I think I finally started improving near the beginning of quarantine, 3 years into the relationship. I was a whole lot better and we also stopped having sex because I knew how it made Pinky felt used. It was also around the time I started VTubing, I started building a more solid set of better morals especially since I knew people looked up to me.
However, I still neglected Pinky and was a terrible boyfriend.
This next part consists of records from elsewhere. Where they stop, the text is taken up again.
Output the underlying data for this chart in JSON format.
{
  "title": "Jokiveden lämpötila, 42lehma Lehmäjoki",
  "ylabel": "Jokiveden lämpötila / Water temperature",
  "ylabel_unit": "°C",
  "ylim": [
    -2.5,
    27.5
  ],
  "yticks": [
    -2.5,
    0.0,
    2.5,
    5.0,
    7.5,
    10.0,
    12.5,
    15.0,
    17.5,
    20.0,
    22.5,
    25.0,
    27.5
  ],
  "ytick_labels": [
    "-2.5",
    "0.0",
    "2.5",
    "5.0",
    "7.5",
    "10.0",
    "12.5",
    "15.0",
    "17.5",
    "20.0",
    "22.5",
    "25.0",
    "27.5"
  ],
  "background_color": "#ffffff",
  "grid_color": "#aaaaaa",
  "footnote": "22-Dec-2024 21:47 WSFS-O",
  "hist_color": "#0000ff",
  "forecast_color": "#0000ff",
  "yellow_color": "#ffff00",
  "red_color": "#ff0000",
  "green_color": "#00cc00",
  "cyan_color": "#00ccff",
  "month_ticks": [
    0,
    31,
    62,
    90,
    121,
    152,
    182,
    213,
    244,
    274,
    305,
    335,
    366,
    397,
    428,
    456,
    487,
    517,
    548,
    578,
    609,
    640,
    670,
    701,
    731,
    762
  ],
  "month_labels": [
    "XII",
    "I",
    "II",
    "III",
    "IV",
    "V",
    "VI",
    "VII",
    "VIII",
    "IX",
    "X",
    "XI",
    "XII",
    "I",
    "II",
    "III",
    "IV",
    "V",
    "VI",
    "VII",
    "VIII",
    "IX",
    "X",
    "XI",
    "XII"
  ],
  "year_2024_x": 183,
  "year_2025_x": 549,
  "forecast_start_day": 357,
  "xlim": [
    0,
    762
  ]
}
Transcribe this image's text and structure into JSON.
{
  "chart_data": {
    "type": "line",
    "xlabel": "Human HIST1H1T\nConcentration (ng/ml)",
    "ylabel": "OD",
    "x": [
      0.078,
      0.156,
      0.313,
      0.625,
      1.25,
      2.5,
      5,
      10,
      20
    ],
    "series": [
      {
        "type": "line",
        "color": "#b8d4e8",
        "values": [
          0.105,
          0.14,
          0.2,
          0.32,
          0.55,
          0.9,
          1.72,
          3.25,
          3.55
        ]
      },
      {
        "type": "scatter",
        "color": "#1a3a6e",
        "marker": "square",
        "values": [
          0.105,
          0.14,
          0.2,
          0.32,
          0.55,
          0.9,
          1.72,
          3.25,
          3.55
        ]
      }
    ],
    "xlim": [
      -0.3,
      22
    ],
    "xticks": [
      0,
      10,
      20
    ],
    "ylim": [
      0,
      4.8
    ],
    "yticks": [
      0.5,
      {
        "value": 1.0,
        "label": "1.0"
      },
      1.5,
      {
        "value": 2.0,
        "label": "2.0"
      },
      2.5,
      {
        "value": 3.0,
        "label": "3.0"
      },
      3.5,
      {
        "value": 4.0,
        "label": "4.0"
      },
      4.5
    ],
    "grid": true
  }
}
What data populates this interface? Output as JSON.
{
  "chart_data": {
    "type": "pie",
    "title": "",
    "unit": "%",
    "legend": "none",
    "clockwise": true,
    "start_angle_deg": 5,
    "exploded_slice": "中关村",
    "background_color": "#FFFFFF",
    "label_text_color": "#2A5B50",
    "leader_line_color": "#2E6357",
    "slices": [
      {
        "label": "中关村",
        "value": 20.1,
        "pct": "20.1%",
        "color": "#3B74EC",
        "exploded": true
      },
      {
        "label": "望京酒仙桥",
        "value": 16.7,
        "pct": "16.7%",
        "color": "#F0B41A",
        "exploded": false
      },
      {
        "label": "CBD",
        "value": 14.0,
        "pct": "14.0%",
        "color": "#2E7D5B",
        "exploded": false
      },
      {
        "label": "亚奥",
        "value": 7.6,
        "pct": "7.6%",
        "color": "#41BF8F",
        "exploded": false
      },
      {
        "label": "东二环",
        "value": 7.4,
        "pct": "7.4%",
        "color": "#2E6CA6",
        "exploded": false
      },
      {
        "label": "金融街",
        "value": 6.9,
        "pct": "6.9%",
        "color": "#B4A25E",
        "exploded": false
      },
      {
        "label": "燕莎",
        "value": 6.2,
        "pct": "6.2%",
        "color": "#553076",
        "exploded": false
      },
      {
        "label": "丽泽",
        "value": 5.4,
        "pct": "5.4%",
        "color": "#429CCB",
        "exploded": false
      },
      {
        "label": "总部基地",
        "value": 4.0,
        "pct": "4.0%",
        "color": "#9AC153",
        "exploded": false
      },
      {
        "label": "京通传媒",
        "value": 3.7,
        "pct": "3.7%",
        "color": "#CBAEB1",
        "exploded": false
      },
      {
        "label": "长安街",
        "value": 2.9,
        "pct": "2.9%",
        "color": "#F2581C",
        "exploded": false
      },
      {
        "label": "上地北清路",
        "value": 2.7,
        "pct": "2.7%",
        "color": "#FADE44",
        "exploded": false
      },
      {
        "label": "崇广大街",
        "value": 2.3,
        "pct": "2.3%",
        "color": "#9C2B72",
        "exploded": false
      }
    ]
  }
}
I didn’t give her the attention that she deserved and prioritized on building my community.
After the Relationship
After our relationship, I agreed to help pay for Pinky’s therapy for a few months, but had to stop paying because I couldn’t afford to. Throughout our relationship, I paid for her iPhone when her phone wasn’t working properly, the hardware she uses to stream, and helped her with therapy as well. So I figured that since we weren’t dating anymore I should stop spending money on her.
I really regret what happened to Bones and will never be able to forgive myself. Although my parents were against having him inside, I should’ve fought harder for him. I still have pictures of him and it hurts to just scroll past them. I know Pinky loved him more than I ever could. Out of all the years I lived at this house, I’ve never had my cats disappear. When my mom told me she hadn’t seen Bones (July 2) it didn’t alarm me since it was raining and he had probably hid in the barn. That weekend I went out of town and after my parents told him he was missing, I knew something was wrong. I drove around my neighborhood calling his name and looking for signs of him and posted him on neighborhood apps to see if anyone had found him.
2 weeks later another cat that I’ve had for 4 years had gone missing too. She never left the house and always stayed close. I went out to look for her too and found a big hole underneath my fence and my stepdad came to the conclusion that it must have been a coyote that got them. Despite that I still tried to look for them, up until I accepted that they weren’t going to come home. This was around the time that I told Pinky the truth, despite knowing that this was going to be a consequence.
As for the text message, that relationship was in sophomore year, I was either 14 or 15 at the time and not 18 (I graduated at 17 years old). I ended up dating someone that was only 2 years younger than me. Who was groomed by two 20-year-olds and cheated on me.
If you wanted to hear my side of the story that was everything.
After the break-up, I spent a lot of time overanalyzing myself. I deeply regret how I treated Pinky and how much I’ve hurt her. I know this has been eating away at her, seeing people be kind to me when she knew how awful I was to her. I hope through voicing her story she is able to begin to heal. I’m extremely sorry for what I’ve done to Pinky, but I know that no amount of apology will make up for what I’ve done.
I will be stepping down from VTubing and will be deleting my channels and my discord server. Twitter will stay up for a bit to share this document, but I'll eventually be deactivating it in a few days. I’m grateful for the friendships I’ve made, but I understand if you no longer want to associate with me after all of this. I’m sorry to disappoint you guys.